The amendments in schedule 4 concerning the processing of enrolments will also be supported by the coalition. This is an administrative amendment which allows the AEC to transfer workload relating to the processing of enrolments between different divisional returning officers. There are strong efficiency arguments to be made in allowing DROs to farm out work to other officers, particularly during high levels of demand or sickness of staff, or if staff leave requirements leave a DRO short-staffed for a period and they are unable to manage the unexpected workload. This schedule also allows for people who are already on the roll to update their details electronically—and this is a welcome development. There is no provision for new enrolments to be lodged electronically. People who wish to use electronic update will have to provide confirming details such as a drivers licence, passport or citizenship number, which already form the basis of identity checks used by the AEC.

Amendments relating to nomination of candidates are in schedule 5. The amendment relating to the restriction on the number of nomination of candidates by a party will be supported by the coalition. At the Bradfield by-election in 2010, the Christian Democratic Party endorsed nine candidates to contest the seat. That was a political mistake and not just a procedural flaw. It is understood that this was a deliberate tactic to try to drive up the informal vote amongst those voters with poor English and numeracy skills. Previous AEC research has demonstrated that the more candidates there are in an electoral contest the greater the likelihood of informality. This is especially the case in electorates with a high non-English speaking background population. Further analysis indicated that most of the informality related to a failure to correctly number all boxes on the ballot paper.

So we have taken a very reasonable approach in opposing the first two initiatives and accepting and supporting the last three initiatives.
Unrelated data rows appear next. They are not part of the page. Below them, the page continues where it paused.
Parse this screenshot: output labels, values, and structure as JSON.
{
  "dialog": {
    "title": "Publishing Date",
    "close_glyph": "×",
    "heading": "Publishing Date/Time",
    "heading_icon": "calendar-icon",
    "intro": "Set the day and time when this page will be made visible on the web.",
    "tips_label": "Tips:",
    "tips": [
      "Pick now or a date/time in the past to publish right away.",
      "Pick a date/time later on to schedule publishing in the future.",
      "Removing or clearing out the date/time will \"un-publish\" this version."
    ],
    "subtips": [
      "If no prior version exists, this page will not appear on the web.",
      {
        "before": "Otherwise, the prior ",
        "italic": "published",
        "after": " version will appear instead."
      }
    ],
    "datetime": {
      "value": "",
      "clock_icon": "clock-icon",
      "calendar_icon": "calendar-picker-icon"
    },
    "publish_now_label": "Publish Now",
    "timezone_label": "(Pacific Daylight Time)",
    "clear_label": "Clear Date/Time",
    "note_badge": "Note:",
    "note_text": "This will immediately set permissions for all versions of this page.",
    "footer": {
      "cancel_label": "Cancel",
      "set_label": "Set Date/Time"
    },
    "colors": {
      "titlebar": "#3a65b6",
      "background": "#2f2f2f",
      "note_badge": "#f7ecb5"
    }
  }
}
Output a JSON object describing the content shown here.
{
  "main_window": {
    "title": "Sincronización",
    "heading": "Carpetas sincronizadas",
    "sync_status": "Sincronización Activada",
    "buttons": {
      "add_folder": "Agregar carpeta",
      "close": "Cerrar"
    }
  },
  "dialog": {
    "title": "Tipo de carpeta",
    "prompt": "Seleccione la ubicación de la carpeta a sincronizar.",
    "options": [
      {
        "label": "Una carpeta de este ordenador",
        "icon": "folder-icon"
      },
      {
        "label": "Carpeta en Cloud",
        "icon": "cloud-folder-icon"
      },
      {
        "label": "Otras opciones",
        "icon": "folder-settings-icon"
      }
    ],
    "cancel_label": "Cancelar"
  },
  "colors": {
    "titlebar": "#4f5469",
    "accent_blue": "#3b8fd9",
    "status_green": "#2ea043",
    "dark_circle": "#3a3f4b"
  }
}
It reminds me of the fact that you cannot always trust the Labor Party when it comes to electoral reform. There is a history of a number of people in this place in relation to electoral matters and alleged electoral rorts. Quite obviously, the recent appointment by Senator Conroy of Mike Kaiser to a $450,000 unadvertised, uncontested job reminded me of Mr Kaiser’s engagement in electoral fraud in Queensland. The Canberra Times reported on 11 January 2001:

In the Shepherdson inquiry yesterday, Mr Kaiser admitted his signature appeared on a fraudulent enrolment form.

It goes on to say that he signed the form but claimed to have no memory of doing so. It also said:

A third Queensland Labor back-bencher fell on his sword yesterday after admitting to electoral fraud …

The DEPUTY SPEAKER (Hon. BC Scott)—Order! Member for North Sydney, resume your seat. The Attorney-General has a point of order.

Mr McClelland —I draw the attention of the House and my friend to the issue of relevance to the debate and I ask you, Mr Deputy Speaker Scott, to keep an eye on that issue.

The DEPUTY SPEAKER (Hon. BC Scott)—There is no point of order. The member for North Sydney has the call. We are debating electoral matters. I thought the member was quite relevant to the bill before the House.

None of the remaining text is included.